Matthew Vaughn donne une suite à son pastiche délirant du cinéma d’espionnage des années 60 en redoublant de folie et d’inventivité…
KINGSMAN: THE GOLDEN CIRCLE
2017 – USA / GB
Réalisé par Matthew Vaughn
Avec Taron Egerton, Colin Firth, Juliane Moore, Mark Strong, Halle Berry, Channing Tatum, Jeff Bridges, Pedro Pascal, Elton John
THEMA ESPIONNAGE ET SCIENCE-FICTION I ROBOTS I SAGA KINGSMAN
Pour éviter le syndrome Kick Ass 2, une suite par bien des aspects indigne de son prédécesseur, Matthew Vaughn exprime très tôt l’envie de réaliser lui-même la suite de Kingsman à condition bien sûr que le premier film obtienne des résultats satisfaisants au box-office. Or l’accueil du public et de la critique s’avère particulièrement chaleureux. Dès le printemps 2015, le studio Fox annonce donc la mise en chantier d’un second opus.
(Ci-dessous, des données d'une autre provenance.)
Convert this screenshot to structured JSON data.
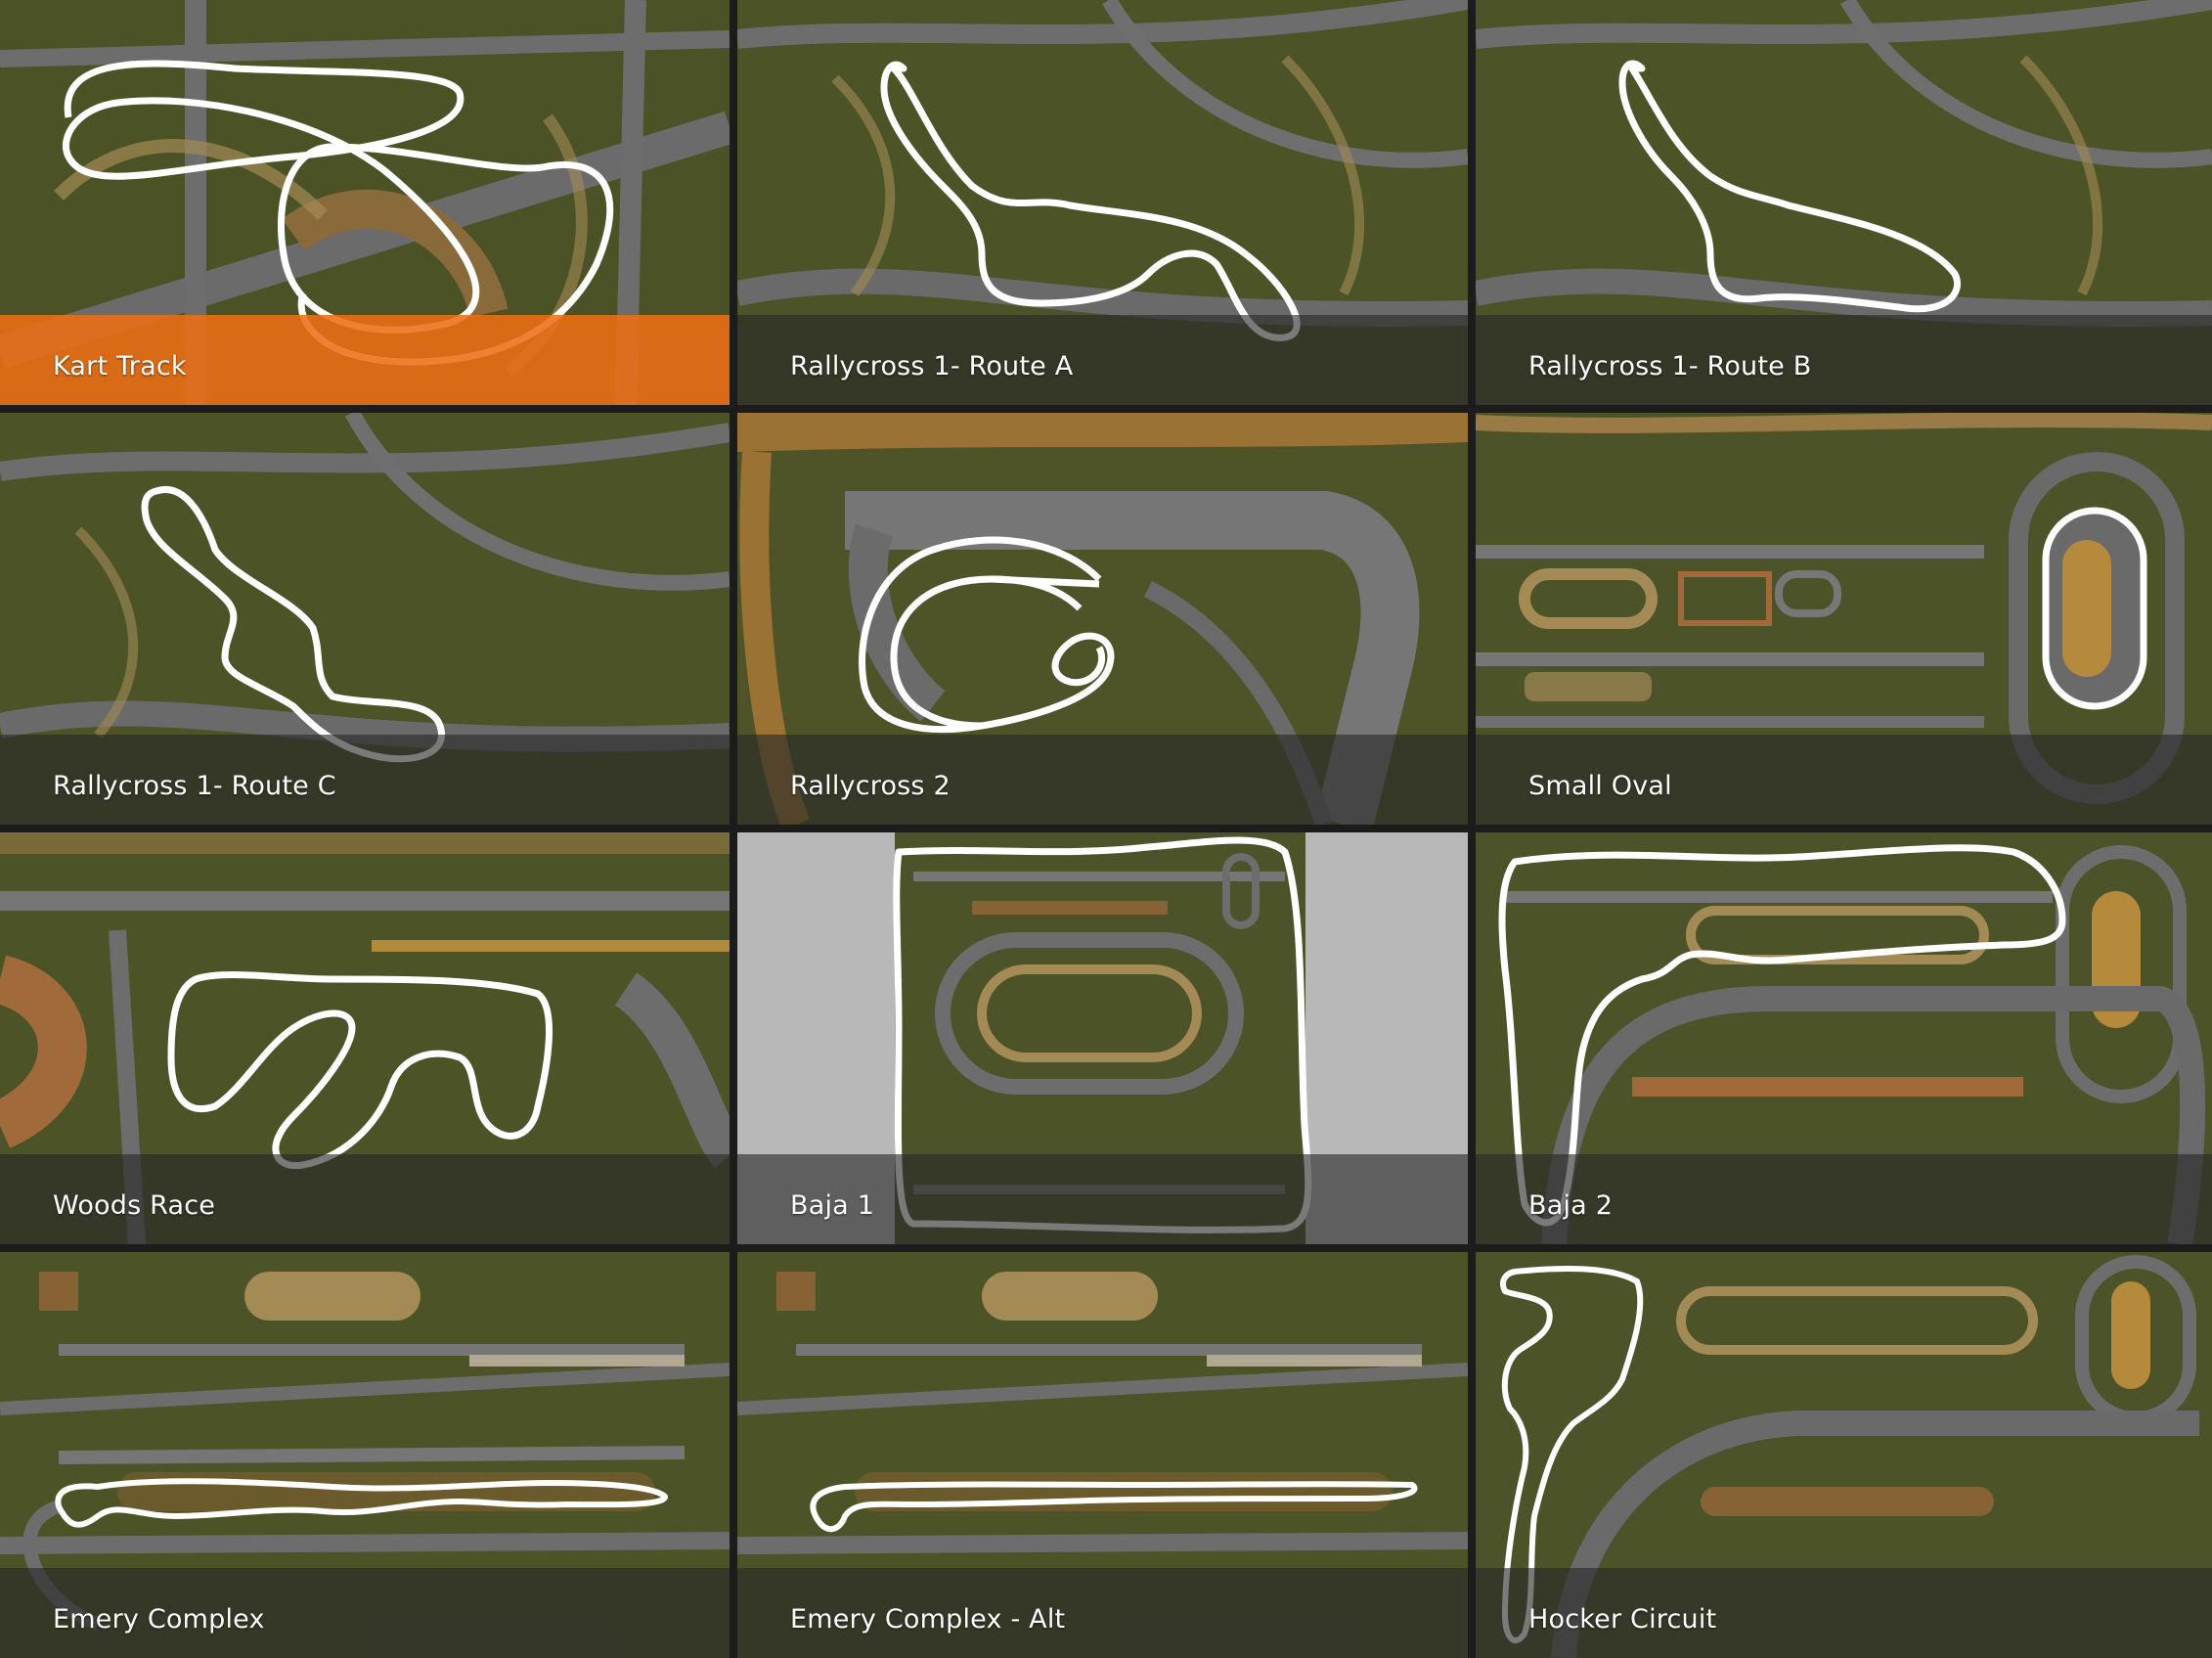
{
  "selected_index": 0,
  "accent_color": "#ee6e14",
  "tracks": [
    {
      "label": "Kart Track",
      "map_icon": "kart-track-map"
    },
    {
      "label": "Rallycross 1- Route A",
      "map_icon": "rallycross-1-route-a-map"
    },
    {
      "label": "Rallycross 1- Route B",
      "map_icon": "rallycross-1-route-b-map"
    },
    {
      "label": "Rallycross 1- Route C",
      "map_icon": "rallycross-1-route-c-map"
    },
    {
      "label": "Rallycross 2",
      "map_icon": "rallycross-2-map"
    },
    {
      "label": "Small Oval",
      "map_icon": "small-oval-map"
    },
    {
      "label": "Woods Race",
      "map_icon": "woods-race-map"
    },
    {
      "label": "Baja 1",
      "map_icon": "baja-1-map"
    },
    {
      "label": "Baja 2",
      "map_icon": "baja-2-map"
    },
    {
      "label": "Emery Complex",
      "map_icon": "emery-complex-map"
    },
    {
      "label": "Emery Complex - Alt",
      "map_icon": "emery-complex-alt-map"
    },
    {
      "label": "Hocker Circuit",
      "map_icon": "hocker-circuit-map"
    }
  ]
}
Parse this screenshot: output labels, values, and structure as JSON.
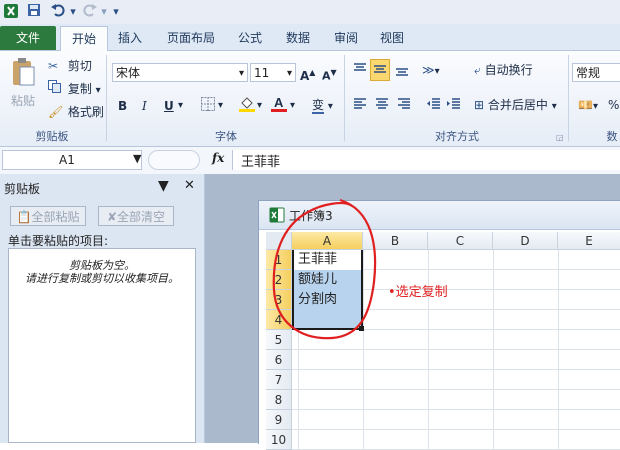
{
  "quick_access": {
    "dropdown_glyph": "▾"
  },
  "tabs": [
    {
      "label": "文件"
    },
    {
      "label": "开始"
    },
    {
      "label": "插入"
    },
    {
      "label": "页面布局"
    },
    {
      "label": "公式"
    },
    {
      "label": "数据"
    },
    {
      "label": "审阅"
    },
    {
      "label": "视图"
    }
  ],
  "ribbon": {
    "clipboard": {
      "paste": "粘贴",
      "cut": "剪切",
      "copy": "复制",
      "format_painter": "格式刷",
      "group_label": "剪贴板"
    },
    "font": {
      "name": "宋体",
      "size": "11",
      "bold": "B",
      "italic": "I",
      "underline": "U",
      "grow": "A",
      "shrink": "A",
      "phonetic": "变",
      "group_label": "字体"
    },
    "alignment": {
      "wrap_text": "自动换行",
      "merge_center": "合并后居中",
      "group_label": "对齐方式"
    },
    "number": {
      "format": "常规",
      "percent": "%",
      "group_label": "数"
    }
  },
  "formula_bar": {
    "name_box": "A1",
    "fx": "fx",
    "content": "王菲菲"
  },
  "clipboard_pane": {
    "title": "剪贴板",
    "paste_all": "全部粘贴",
    "clear_all": "全部清空",
    "instruction": "单击要粘贴的项目:",
    "empty_line1": "剪贴板为空。",
    "empty_line2": "请进行复制或剪切以收集项目。"
  },
  "workbook": {
    "title": "工作簿3",
    "columns": [
      "A",
      "B",
      "C",
      "D",
      "E"
    ],
    "rows": [
      "1",
      "2",
      "3",
      "4",
      "5",
      "6",
      "7",
      "8",
      "9",
      "10"
    ],
    "cells": {
      "a1": "王菲菲",
      "a2": "额娃儿",
      "a3": "分割肉"
    }
  },
  "annotation": {
    "text": "•选定复制",
    "color": "#e02020"
  },
  "colors": {
    "file_tab": "#2c7a3e",
    "selection": "#b8d3ee",
    "row_highlight": "#f5d66b",
    "accent": "#2a4f86"
  }
}
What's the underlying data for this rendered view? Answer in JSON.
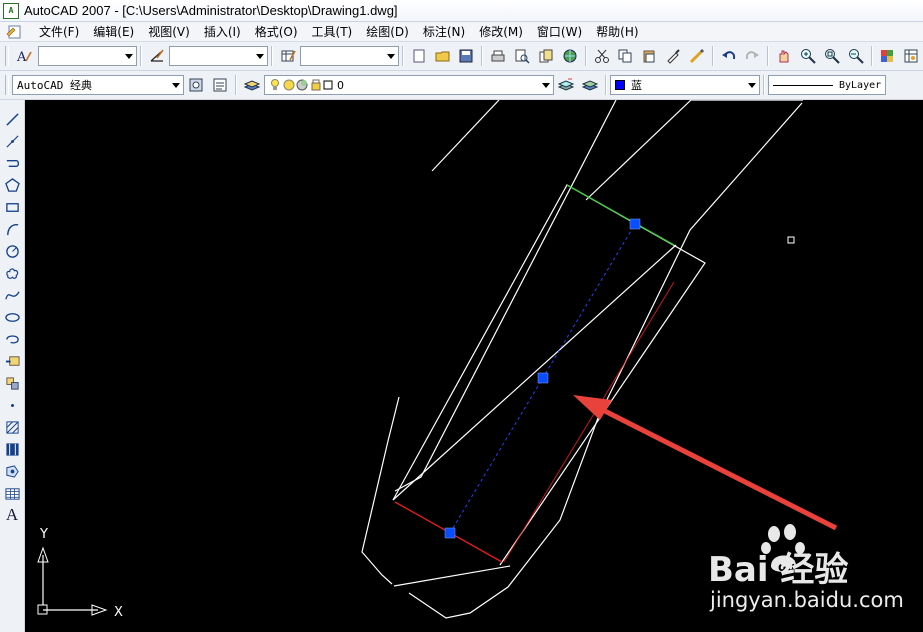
{
  "window": {
    "title": "AutoCAD 2007 - [C:\\Users\\Administrator\\Desktop\\Drawing1.dwg]"
  },
  "menu": {
    "items": [
      {
        "label": "文件(F)"
      },
      {
        "label": "编辑(E)"
      },
      {
        "label": "视图(V)"
      },
      {
        "label": "插入(I)"
      },
      {
        "label": "格式(O)"
      },
      {
        "label": "工具(T)"
      },
      {
        "label": "绘图(D)"
      },
      {
        "label": "标注(N)"
      },
      {
        "label": "修改(M)"
      },
      {
        "label": "窗口(W)"
      },
      {
        "label": "帮助(H)"
      }
    ]
  },
  "toolbar2": {
    "workspace": "AutoCAD 经典",
    "layer": "0",
    "color_name": "蓝",
    "color_swatch": "#0000ff",
    "linetype": "ByLayer"
  },
  "ucs": {
    "x_label": "X",
    "y_label": "Y"
  },
  "watermark": {
    "brand": "Bai 经验",
    "url": "jingyan.baidu.com"
  },
  "colors": {
    "canvas": "#000000",
    "grip": "#0a4dff",
    "annotation_arrow": "#e8423a",
    "green_edge": "#3ccc3c",
    "red_edge": "#e81c1c"
  }
}
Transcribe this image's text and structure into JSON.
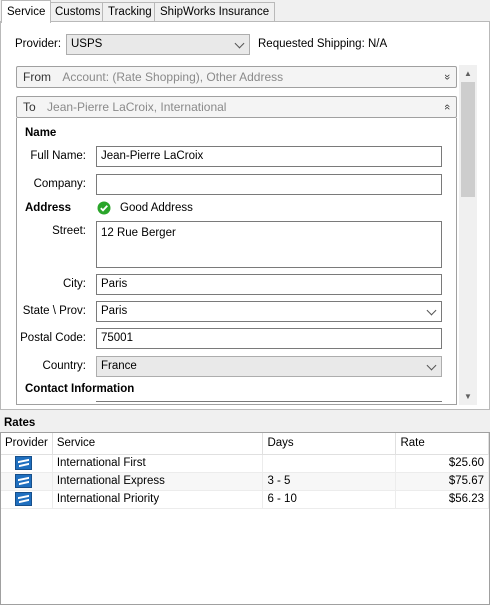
{
  "tabs": [
    {
      "label": "Service"
    },
    {
      "label": "Customs"
    },
    {
      "label": "Tracking"
    },
    {
      "label": "ShipWorks Insurance"
    }
  ],
  "provider": {
    "label": "Provider:",
    "value": "USPS",
    "requested_shipping": "Requested Shipping: N/A"
  },
  "from_section": {
    "title": "From",
    "summary": "Account: (Rate Shopping), Other Address",
    "toggle": "»"
  },
  "to_section": {
    "title": "To",
    "summary": "Jean-Pierre LaCroix, International",
    "toggle": "«"
  },
  "name_group": {
    "heading": "Name",
    "full_name_label": "Full Name:",
    "full_name": "Jean-Pierre LaCroix",
    "company_label": "Company:",
    "company": ""
  },
  "address_group": {
    "heading": "Address",
    "validation": "Good Address",
    "street_label": "Street:",
    "street": "12 Rue Berger",
    "city_label": "City:",
    "city": "Paris",
    "state_label": "State \\ Prov:",
    "state": "Paris",
    "postal_label": "Postal Code:",
    "postal": "75001",
    "country_label": "Country:",
    "country": "France"
  },
  "contact_group": {
    "heading": "Contact Information"
  },
  "rates": {
    "title": "Rates",
    "columns": [
      "Provider",
      "Service",
      "Days",
      "Rate"
    ],
    "rows": [
      {
        "provider_icon": "usps-icon",
        "service": "International First",
        "days": "",
        "rate": "$25.60"
      },
      {
        "provider_icon": "usps-icon",
        "service": "International Express",
        "days": "3 - 5",
        "rate": "$75.67"
      },
      {
        "provider_icon": "usps-icon",
        "service": "International Priority",
        "days": "6 - 10",
        "rate": "$56.23"
      }
    ]
  },
  "colors": {
    "accent": "#1f6fbf",
    "check": "#2aa52a"
  }
}
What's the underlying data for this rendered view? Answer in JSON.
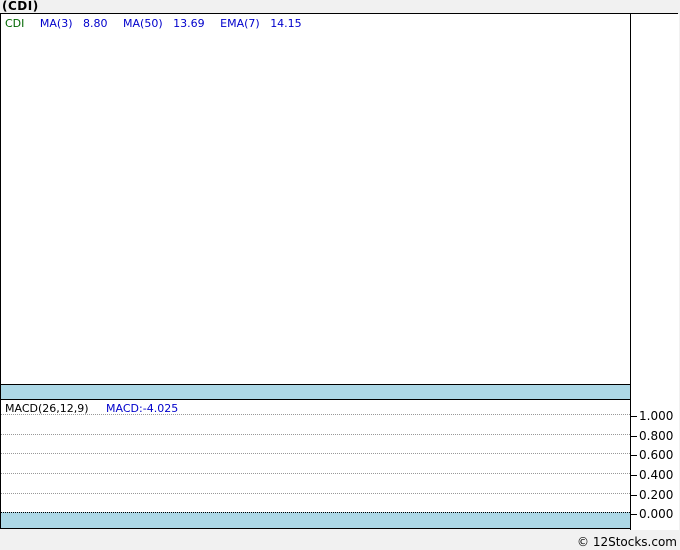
{
  "page": {
    "title": "(CDI)",
    "credit": "© 12Stocks.com"
  },
  "colors": {
    "band_blue": "#add8e6",
    "legend_blue": "#0000cc",
    "symbol_green": "#006600",
    "grid_gray": "#999999",
    "page_gray": "#f1f1f1"
  },
  "main_chart": {
    "legend": {
      "symbol": "CDI",
      "items": [
        {
          "label": "MA(3)",
          "value": "8.80"
        },
        {
          "label": "MA(50)",
          "value": "13.69"
        },
        {
          "label": "EMA(7)",
          "value": "14.15"
        }
      ]
    }
  },
  "macd": {
    "label": "MACD(26,12,9)",
    "value": "MACD:-4.025",
    "axis": [
      "1.000",
      "0.800",
      "0.600",
      "0.400",
      "0.200",
      "0.000"
    ]
  },
  "chart_data": {
    "type": "line",
    "title": "(CDI)",
    "legend_position": "top-left",
    "panels": [
      {
        "name": "price",
        "indicators": [
          {
            "name": "CDI",
            "color": "#006600"
          },
          {
            "name": "MA(3)",
            "last_value": 8.8
          },
          {
            "name": "MA(50)",
            "last_value": 13.69
          },
          {
            "name": "EMA(7)",
            "last_value": 14.15
          }
        ],
        "series": [],
        "note": "price plot area is rendered empty (no visible data points or axis labels)"
      },
      {
        "name": "MACD(26,12,9)",
        "series": [
          {
            "name": "MACD",
            "last_value": -4.025
          }
        ],
        "y_ticks": [
          1.0,
          0.8,
          0.6,
          0.4,
          0.2,
          0.0
        ],
        "ylim": [
          0.0,
          1.1
        ],
        "grid": "horizontal dotted lines at each y tick; zero line dotted black",
        "note": "MACD plot area is rendered empty (no visible curve)"
      }
    ],
    "credit": "© 12Stocks.com"
  }
}
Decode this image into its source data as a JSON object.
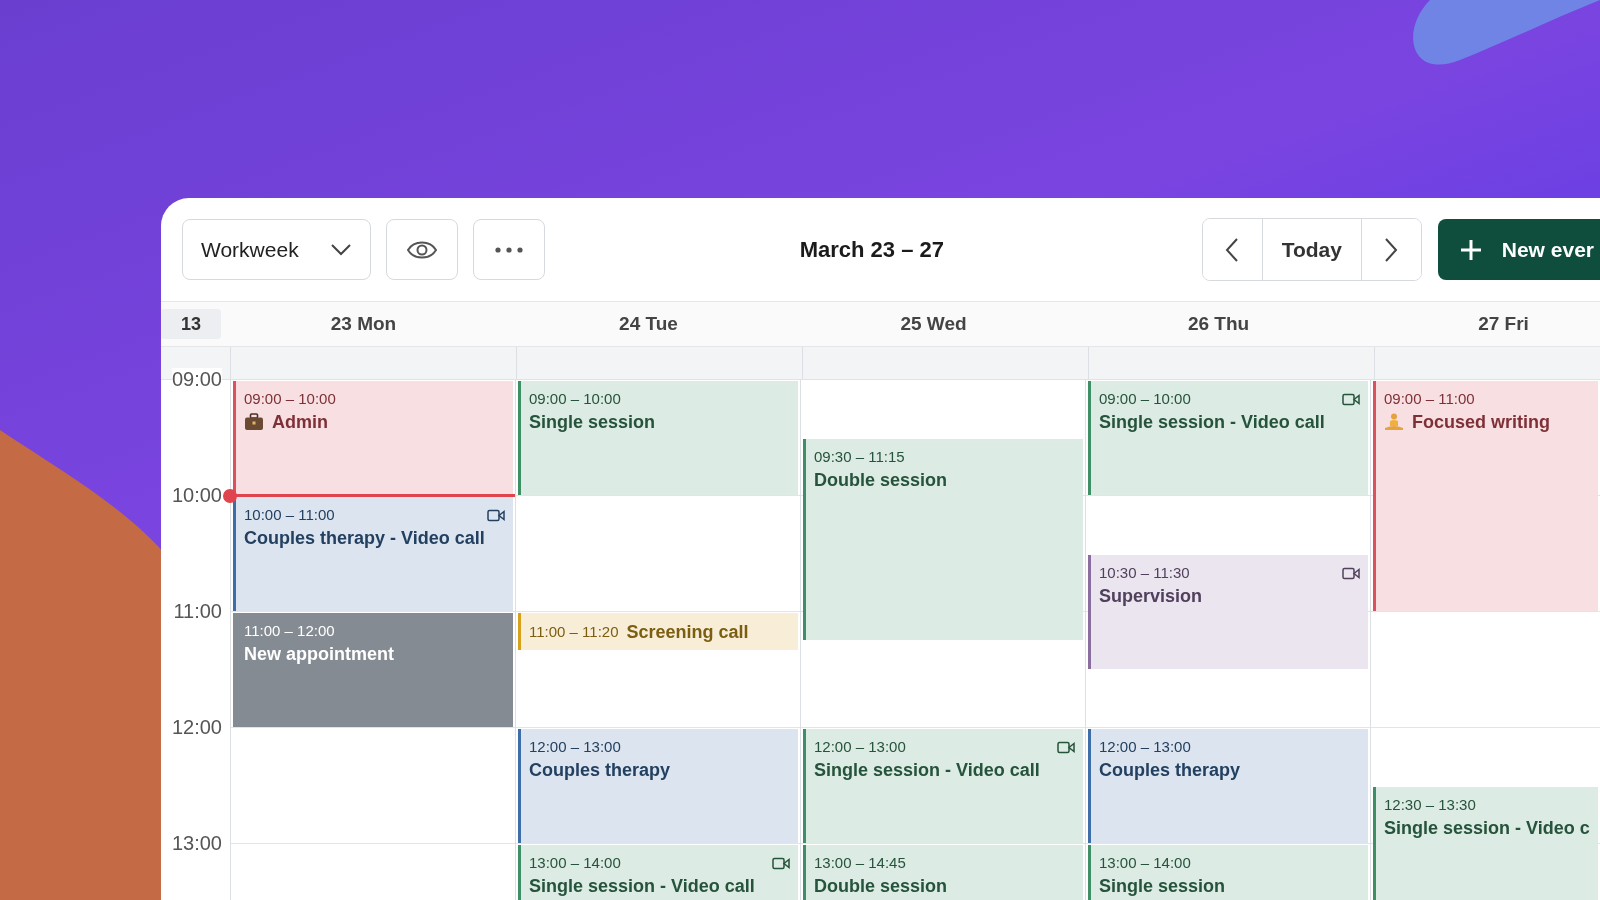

Mais un autre projet de Vaughn, une nouvelle adaptation à l’écran des aventures de Flash Gordon, ressurgit et pourrait bien l’empêcher de donner une suite à son Kingsman. Après plusieurs mois de suspense, les choses s’officialisent : Flash Gordon ne se fera pas et Vaughn repasse derrière la caméra pour Kingsman : le cercle d’or dont il coécrit le scénario avec sa fidèle partenaire de plume Jane Goldman. L’entame du film nous démontre en quelques secondes que le cinéaste n’a pas perdu la main. Une délirante poursuite en voiture permet en effet à ce second Kingsman de démarrer littéralement sur des chapeaux de roue. Virtuosité de la mise en scène, folles idées narratives, effets visuels spectaculaires, éléments science-fictionnels pleinement assumés, nous voilà immédiatement conditionnés. Sans temps mort ni demi-mesure, ce prologue plonge nos protagonistes au cœur d’une intrigue démentielle dont le seul maître mot semble être l’excès.
Nous apprenons bientôt que tous les bureaux de l’agence Kingsman ont été anéantis. Les seuls rescapés de cette opération de destruction massive, Eggsy (Taron Egerton) et Merlin (Mark Strong), doivent désormais collaborer avec une agence des États-Unis. C’est l’occasion idéale de parodier les clichés liés à l’image que l’Europe se fait des Américains : des cowboys rustres buveurs de whisky et armés de lassos. Le choc culturel avec les Anglais, exagérément élégants et flegmatiques, n’en est que plus grand. La « super-vilaine » du film est Poppy Adams (Julianne Moore), qui vit au milieu de la jungle dans un repaire dont le design acidulé semble s’inspirer de l’imagerie de Grease et Happy Days. Flanquée de chiens robots agressifs et d’une androïde esthéticienne armée jusqu’aux dents, elle hache ses ennemis pour les transformer en hamburgers et retient Elton John en otage ! Après avoir contaminé des tonnes de drogue, Poppy fait chanter le gouvernement en exigeant la légalisation du trafic de stupéfiants pour pouvoir continuer à faire fructifier son business. Pour incarner ce personnage haut en couleur, Julianne Moore se serait laissée inspirer par le Lex Luthor joué par Gene Hackman dans Superman.
Absurdement vôtre
Une fois de plus, la saga James Bond reste la source principale d’inspiration, tout particulièrement la période Roger Moore, comme le confirment quelques clins d’œil à Vivre et laisser mourir, L’Espion qui m’aimait ou encore Moonraker. Les scènes d’action excessives, les cascades aux chorégraphies hallucinantes et les rebondissements impensables s’enchaînent sans la moindre retenue. Ici, tous les débordements sont permis et les invraisemblances scénaristiques ne sont jamais un obstacle au bon déroulement de l’intrigue. Au contraire, elles ont tendance à devenir la norme. Chaque idée, si abracadabrante soit-elle, est ainsi poussée dans ses retranchements et exploitée jusqu’à l’absurde. Comme son prédécesseur, ce second Kingsman nous offre son lot de combats ébouriffants, notamment au cours d’un climax en plan-séquence à couper le souffle. Drôle, décomplexée, audacieuse, la suite se montre donc digne de son modèle, avec une telle générosité que le montage initial dure presque quatre heures. Enthousiasmés, les cadres de la Fox proposent alors à Vaughn de tout garder pour en tirer deux films distincts. Mais le réalisateur préfère réduire son métrage de moitié et resserrer le rythme pour n’obtenir qu’un seul film de deux heures vingt. Le troisième opus, The King’s Man : première mission, ne sera pas une suite mais une prequel abandonnant la science-fiction pour se focaliser sur l’espionnage pur au cœur des tourments de la première guerre mondiale.